There are disadvantages and advantages for both these choices. Mechanical valves tend to last longer but do mean people must be on anticoagulant therapy, usually taking warfarin (Coumadin®) daily. Biological valves don't typically last for more than 10-15 years, and in children, valves can be outgrown in shorter periods of time and might need replacement every five to 10 years. Neither surgery is without risk, though there is a high rate of success with both.

Another option is a surgery called the Ross Procedure, which may have some advantages, though it is also more complex. In this surgery, the pulmonary valve is removed and used as the aortic valve replacement. Generally a cadaver valve or other biological valve is then used to replace the pulmonary valve. Though complex, the human’s pulmonary valve may be most suited to replace the aortic valve. Finding a competent and experienced surgeon to perform this procedure is highly advised due to its difficulty, and people often go to pediatric cardiothoracic surgeons if they want the Ross.
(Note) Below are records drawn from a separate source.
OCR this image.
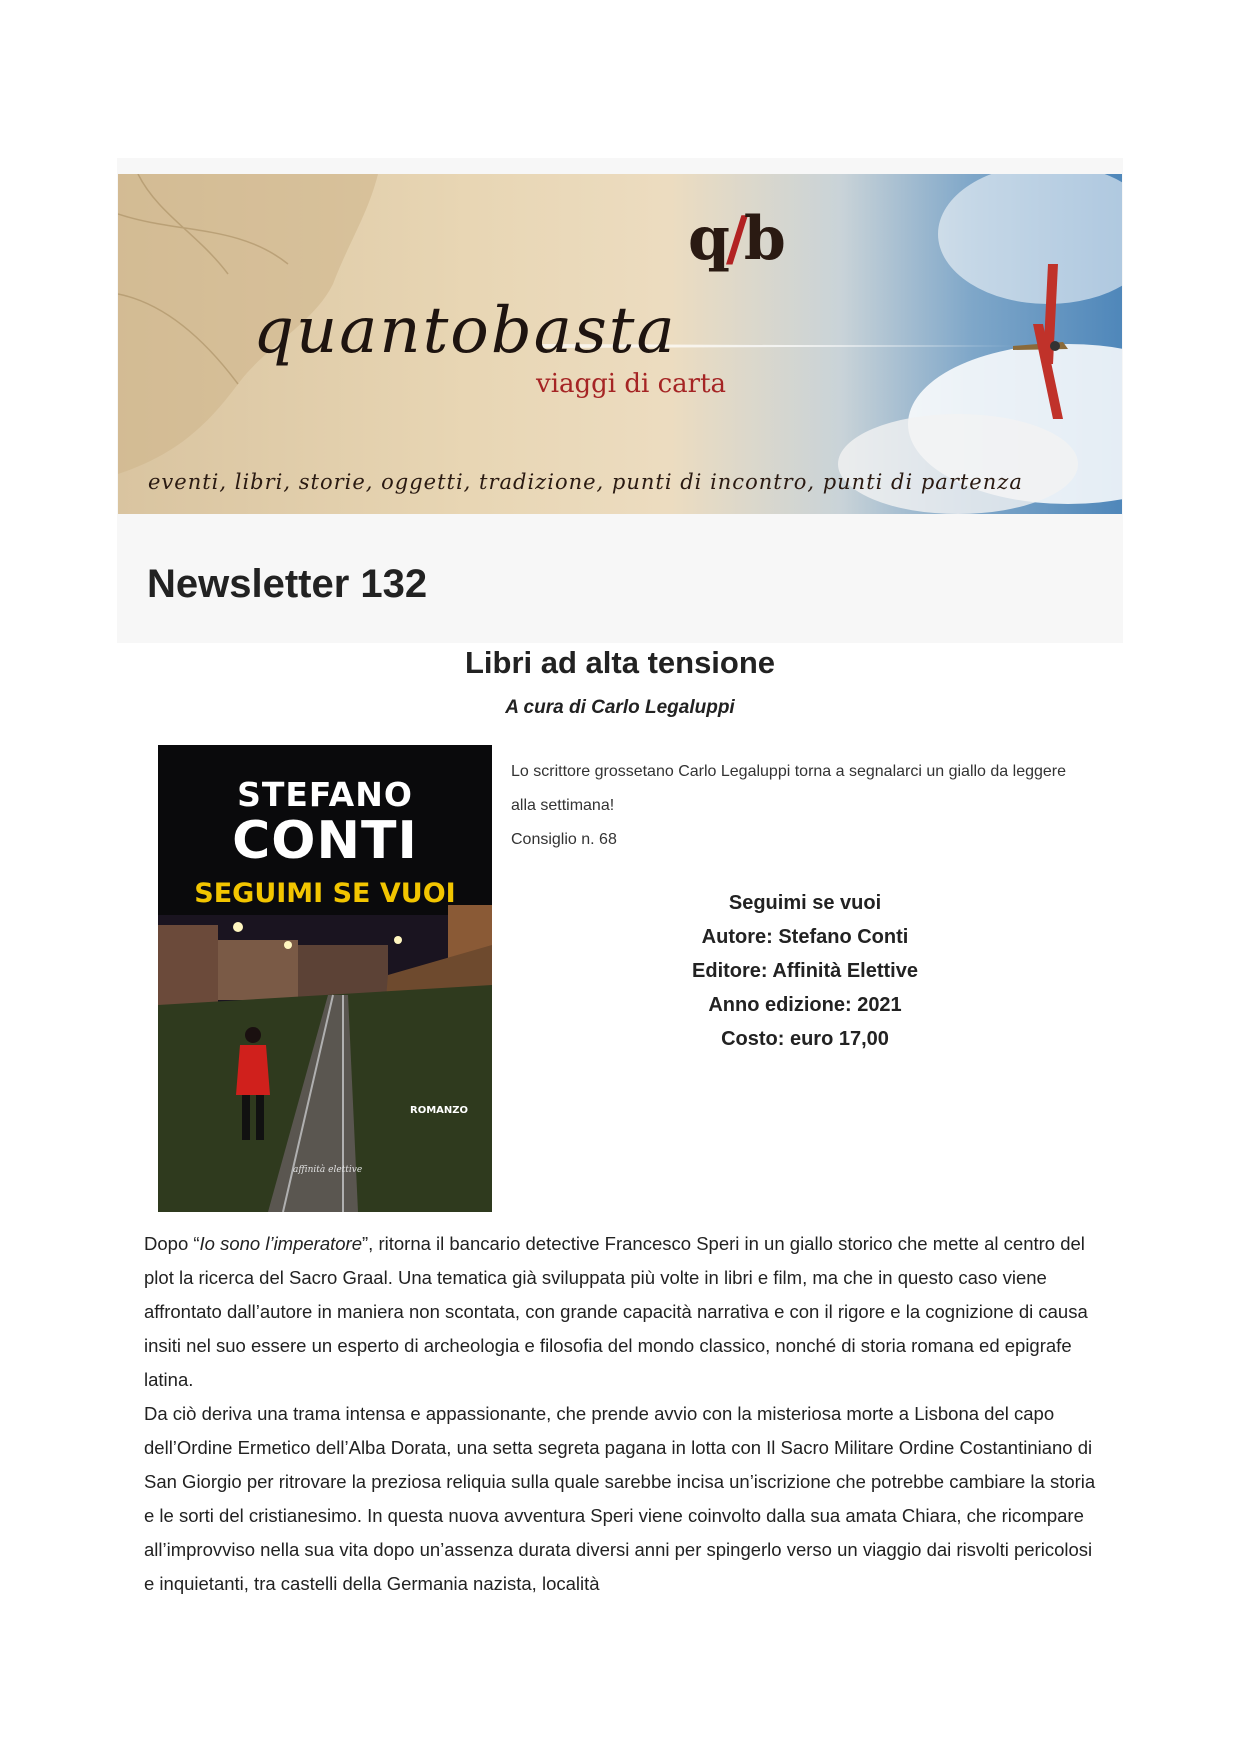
q/b
quantobasta
viaggi di carta
eventi, libri, storie, oggetti, tradizione, punti di incontro, punti di partenza
Newsletter 132
Libri ad alta tensione
A cura di Carlo Legaluppi
STEFANO
CONTI
SEGUIMI SE VUOI
ROMANZO
affinità elettive

Lo scrittore grossetano Carlo Legaluppi torna a segnalarci un giallo da leggere alla settimana!

Consiglio n. 68

Seguimi se vuoi
Autore: Stefano Conti
Editore: Affinità Elettive
Anno edizione: 2021
Costo: euro 17,00

Dopo “Io sono l’imperatore”, ritorna il bancario detective Francesco Speri in un giallo storico che mette al centro del plot la ricerca del Sacro Graal. Una tematica già sviluppata più volte in libri e film, ma che in questo caso viene affrontato dall’autore in maniera non scontata, con grande capacità narrativa e con il rigore e la cognizione di causa insiti nel suo essere un esperto di archeologia e filosofia del mondo classico, nonché di storia romana ed epigrafe latina.

Da ciò deriva una trama intensa e appassionante, che prende avvio con la misteriosa morte a Lisbona del capo dell’Ordine Ermetico dell’Alba Dorata, una setta segreta pagana in lotta con Il Sacro Militare Ordine Costantiniano di San Giorgio per ritrovare la preziosa reliquia sulla quale sarebbe incisa un’iscrizione che potrebbe cambiare la storia e le sorti del cristianesimo. In questa nuova avventura Speri viene coinvolto dalla sua amata Chiara, che ricompare all’improvviso nella sua vita dopo un’assenza durata diversi anni per spingerlo verso un viaggio dai risvolti pericolosi e inquietanti, tra castelli della Germania nazista, località
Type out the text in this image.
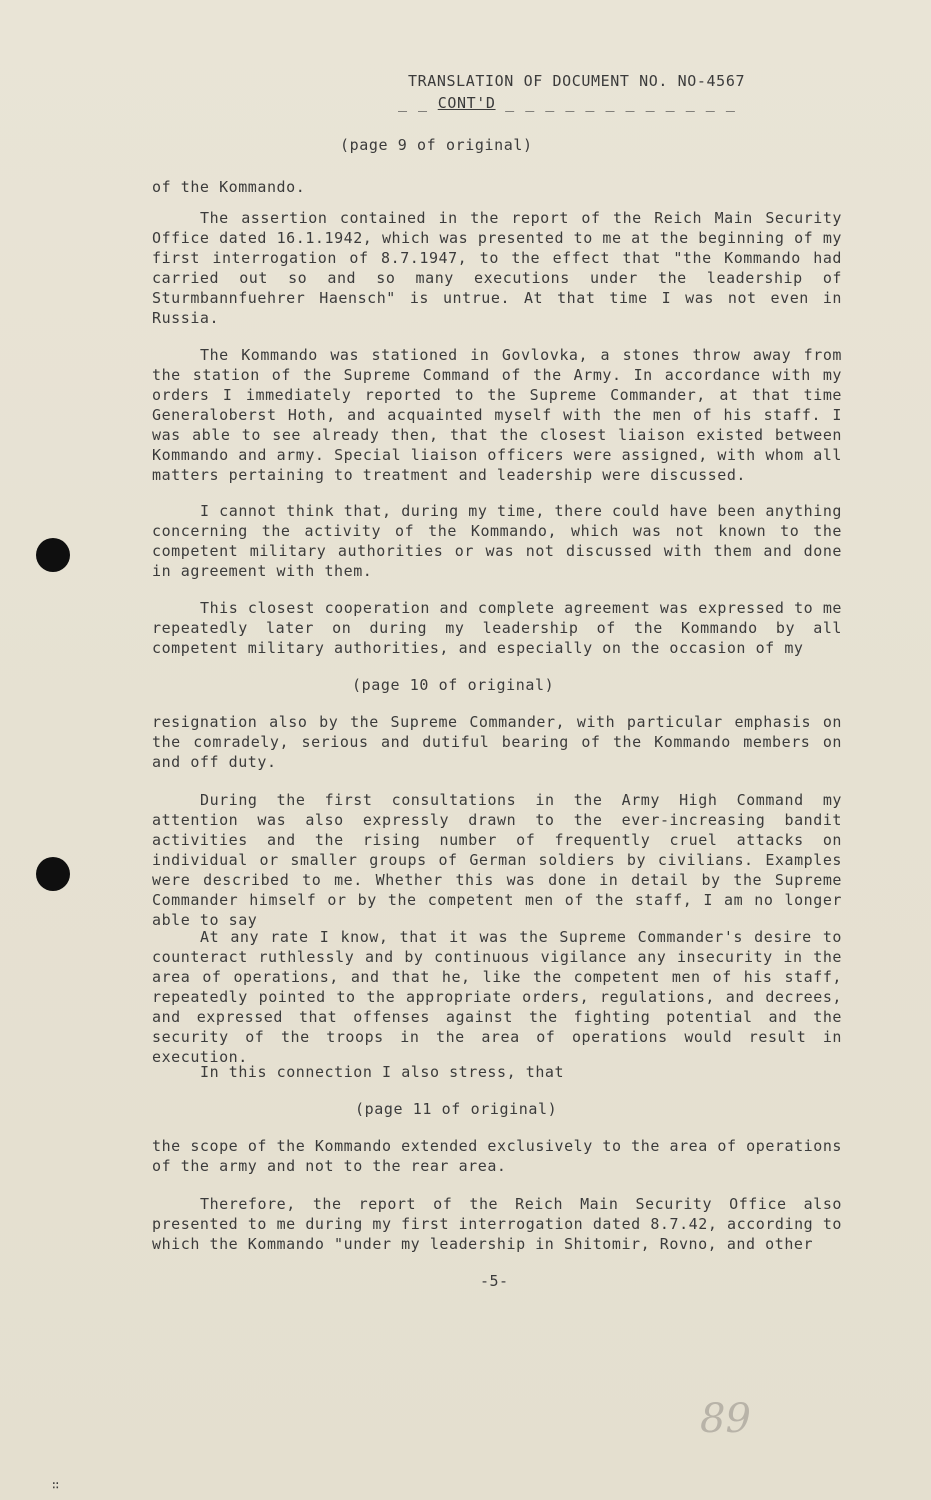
TRANSLATION OF DOCUMENT NO. NO-4567
_ _ CONT'D _ _ _ _ _ _ _ _ _ _ _ _
(page 9 of original)

of the Kommando.

The assertion contained in the report of the Reich Main Security Office dated 16.1.1942, which was presented to me at the beginning of my first interrogation of 8.7.1947, to the effect that "the Kommando had carried out so and so many executions under the leadership of Sturmbannfuehrer Haensch" is untrue. At that time I was not even in Russia.

The Kommando was stationed in Govlovka, a stones throw away from the station of the Supreme Command of the Army. In accordance with my orders I immediately reported to the Supreme Commander, at that time Generaloberst Hoth, and acquainted myself with the men of his staff. I was able to see already then, that the closest liaison existed between Kommando and army. Special liaison officers were assigned, with whom all matters pertaining to treatment and leadership were discussed.

I cannot think that, during my time, there could have been anything concerning the activity of the Kommando, which was not known to the competent military authorities or was not discussed with them and done in agreement with them.

This closest cooperation and complete agreement was expressed to me repeatedly later on during my leadership of the Kommando by all competent military authorities, and especially on the occasion of my

(page 10 of original)

resignation also by the Supreme Commander, with particular emphasis on the comradely, serious and dutiful bearing of the Kommando members on and off duty.

During the first consultations in the Army High Command my attention was also expressly drawn to the ever-increasing bandit activities and the rising number of frequently cruel attacks on individual or smaller groups of German soldiers by civilians. Examples were described to me. Whether this was done in detail by the Supreme Commander himself or by the competent men of the staff, I am no longer able to say

At any rate I know, that it was the Supreme Commander's desire to counteract ruthlessly and by continuous vigilance any insecurity in the area of operations, and that he, like the competent men of his staff, repeatedly pointed to the appropriate orders, regulations, and decrees, and expressed that offenses against the fighting potential and the security of the troops in the area of operations would result in execution.

In this connection I also stress, that

(page 11 of original)

the scope of the Kommando extended exclusively to the area of operations of the army and not to the rear area.

Therefore, the report of the Reich Main Security Office also presented to me during my first interrogation dated 8.7.42, according to which the Kommando "under my leadership in Shitomir, Rovno, and other

-5-
89
∷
After a successful replacement, most people recover well and are able to pursue more activities than before because they feel better, though initial full recovery can take a couple of months. Valve replacements down the road may still be needed, and patients may expect careful following with a cardiologist. If a mechanical valve was put in place, warfarin therapy will be necessary, but with attention to diet, regular blood tests and some care when pursuing activities, this therapy can go smoothly for many.